WASHINGTON -- A former top aide to Sen. Ron Wyden (D-Ore.) fired back at the Obama administration this weekend, challenging the president's assertion Friday that he welcomed a debate on privacy and national security and that Congress had been fully briefed.
Jennifer Hoelzer was a longtime aide to Wyden until recently, and vented her frustration in a way she couldn't as his communications director or deputy chief of staff. Hoelzer wrote on TechDirt that she was stunned to see President Obama claim he wanted such a conversation after she had worked for years to beg and plead with the administration to declassify material so that an actual debate could take place.
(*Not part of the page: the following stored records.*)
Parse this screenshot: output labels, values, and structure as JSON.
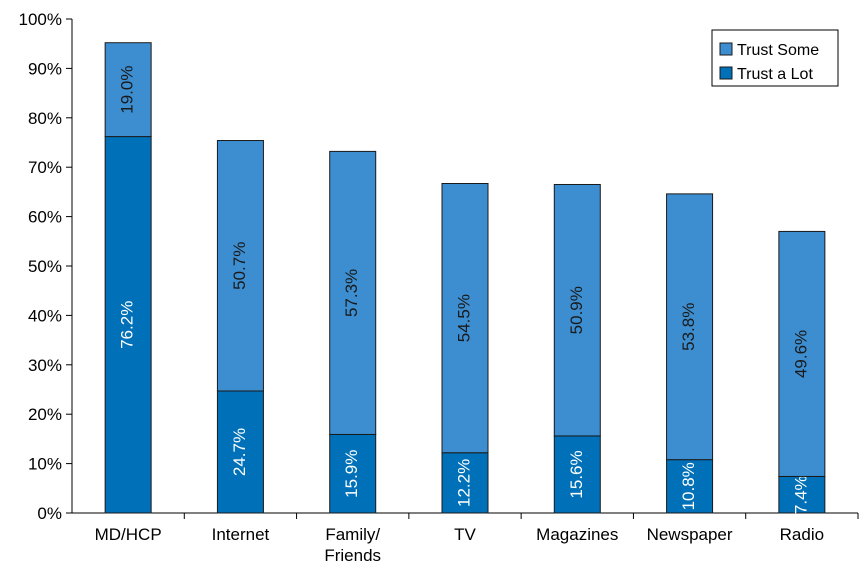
{
  "chart_data": {
    "type": "bar",
    "stacked": true,
    "categories": [
      "MD/HCP",
      "Internet",
      "Family/\nFriends",
      "TV",
      "Magazines",
      "Newspaper",
      "Radio"
    ],
    "series": [
      {
        "name": "Trust a Lot",
        "color": "#0070b8",
        "values": [
          76.2,
          24.7,
          15.9,
          12.2,
          15.6,
          10.8,
          7.4
        ],
        "labels": [
          "76.2%",
          "24.7%",
          "15.9%",
          "12.2%",
          "15.6%",
          "10.8%",
          "7.4%"
        ]
      },
      {
        "name": "Trust Some",
        "color": "#3d8ed0",
        "values": [
          19.0,
          50.7,
          57.3,
          54.5,
          50.9,
          53.8,
          49.6
        ],
        "labels": [
          "19.0%",
          "50.7%",
          "57.3%",
          "54.5%",
          "50.9%",
          "53.8%",
          "49.6%"
        ]
      }
    ],
    "ylim": [
      0,
      100
    ],
    "yticks": [
      "0%",
      "10%",
      "20%",
      "30%",
      "40%",
      "50%",
      "60%",
      "70%",
      "80%",
      "90%",
      "100%"
    ],
    "legend": {
      "placement": "top-right",
      "order": [
        "Trust Some",
        "Trust a Lot"
      ]
    },
    "grid": false,
    "title": "",
    "xlabel": "",
    "ylabel": ""
  }
}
Really, Mr. President? Do you really expect me to believe that you give a damn about open debate and the democratic process? Because it seems to me if your Administration was really committed those things, your Administration wouldn't have blocked every effort to have an open debate on these issues each time the laws that your Administration claims authorizes these programs came up for reauthorization, which -- correct me if I am wrong -- is when the democratic process recommends as the ideal time for these debates.
For example, in June 2009, six months before Congress would have to vote to reauthorize Section 215 of the Patriot Act, which the Obama Administration claims gives the NSA the authority to collect records on basically every American citizen -- whether they have ever or will ever come in contact with a terrorist -- Senators Wyden, Feingold and Durbin sent Attorney General Eric Holder a classified letter "requesting the declassification of information which [they] argued was critical for a productive debate on reauthorization of the USA PATRIOT Act."
Hoelzer then goes on to list example after example of efforts the administration made to make sure that there was never the kind of debate the president now says he welcomes.
On CBS' Face The Nation, host Bob Schieffer told former NSA head Michael Hayden that some members of Congress had complained that intelligence briefings had become like the game "20 Questions." If they didn't ask exactly the right question, they'd never know what it was they didn't know. "How can you ask when you don't know the program exists?" Sen. Susan Collins (R-Maine) said in response to administration assertions that members of Congress were free to ask questions.
"Let me apologize to members of Congress," Hayden told Schieffer, before adding that, "this is just incredibly complicated."
"The agency's been tremendously candid," Hayden promised, pointing to a previous classified letter that informed Congress that "we are gathering the metadata of all calls in the United States."
Yet after apologizing, he then blamed members of Congress, saying, "If you don't have time [to study the intelligence community], then you shouldn't be a member of the [intelligence] committee."